第33章 世界で一番大切な"継子"※
傷つくなんて許されない。
私は彼との恋人関係を自ら消したのだ。
彼との距離感が悲しくて泣くなんて頭がおかしい所業だ。
それなのに目が一度も合わなかった事実が…すごく衝撃的だった。
今のは意図的に見ないようにしたのだとすぐに気づくし、早くこの場からいなくなって欲しいとヒシヒシと伝わってくる彼の心模様が手に取るようにわかった。
震える体を何とか動かして、部屋に戻ると調合台の前に座って薬草を一掴みした。
量りにそれを乗せて、痛み止めの調合を始める。
「……怒っちゃったの、かな?」
さっき離してくれと言って小刀を向けてしまったし、失礼なことを言ったのかもしれない。

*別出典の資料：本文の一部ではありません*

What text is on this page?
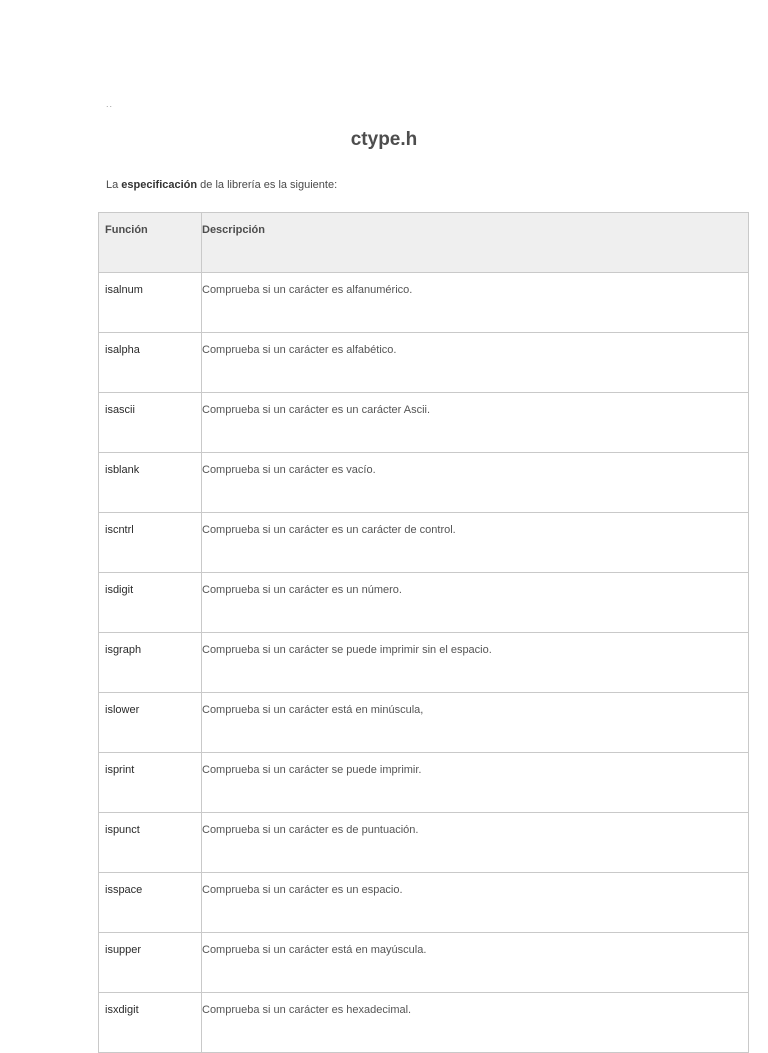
..
ctype.h

La especificación de la librería es la siguiente:

Función	Descripción
isalnum	Comprueba si un carácter es alfanumérico.
isalpha	Comprueba si un carácter es alfabético.
isascii	Comprueba si un carácter es un carácter Ascii.
isblank	Comprueba si un carácter es vacío.
iscntrl	Comprueba si un carácter es un carácter de control.
isdigit	Comprueba si un carácter es un número.
isgraph	Comprueba si un carácter se puede imprimir sin el espacio.
islower	Comprueba si un carácter está en minúscula,
isprint	Comprueba si un carácter se puede imprimir.
ispunct	Comprueba si un carácter es de puntuación.
isspace	Comprueba si un carácter es un espacio.
isupper	Comprueba si un carácter está en mayúscula.
isxdigit	Comprueba si un carácter es hexadecimal.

もちろん彼との関係性はただの師匠と継子に変わりないし、目を合わせてくれなかったとはいえちゃんと話してくれていたじゃないか。
傷つく理由にはならない。
私が傷つくのはお門違いもいいところだ。
自分で彼を遠ざけたのだから。
昨日、まきをさんとの情交をして、私の存在が邪魔に感じてしまったのかな?
それならそれで彼が望むのであれば此処を出て行っても構わない。
記憶を消す前の宇髄さんとの約束だからわたしはそばにいようと思っていたし、それを違えることはできないという責任感から此処にいた。
でも、それは私の勝手な想いであって宇髄さんの願いではない。
今の彼が私の存在を疎ましく感じるのであればそれはそれで仕方のないことだからだ。
「…やめよ、考えると碌なことがない」
私の悪い癖だ。
考え始めると悶々として悪い方向へどんどんと考えがいってしまうのは。
そんなこと考えたくないのに。
宇髄さんは今日は任務だと言う。
前までは彼が出発するまでに帰ってきて見送りたいと思っていたけど、今日は急ぐこともない。
彼を見送るのは私の役目じゃない。
元に戻ったのだから。
ゆっくり丁寧に薬の調合をするとお昼間近に宇髄さんの屋敷を出て、蝶屋敷に向かった。
居間で宇髄さんと三人の奥様たちの話し声が聴こえてきたけど、外から「行ってきます」と声だけかけると顔を見ずに出てきてしまった。
失礼かとは思ったけど、笑顔で会う自信がなかったから。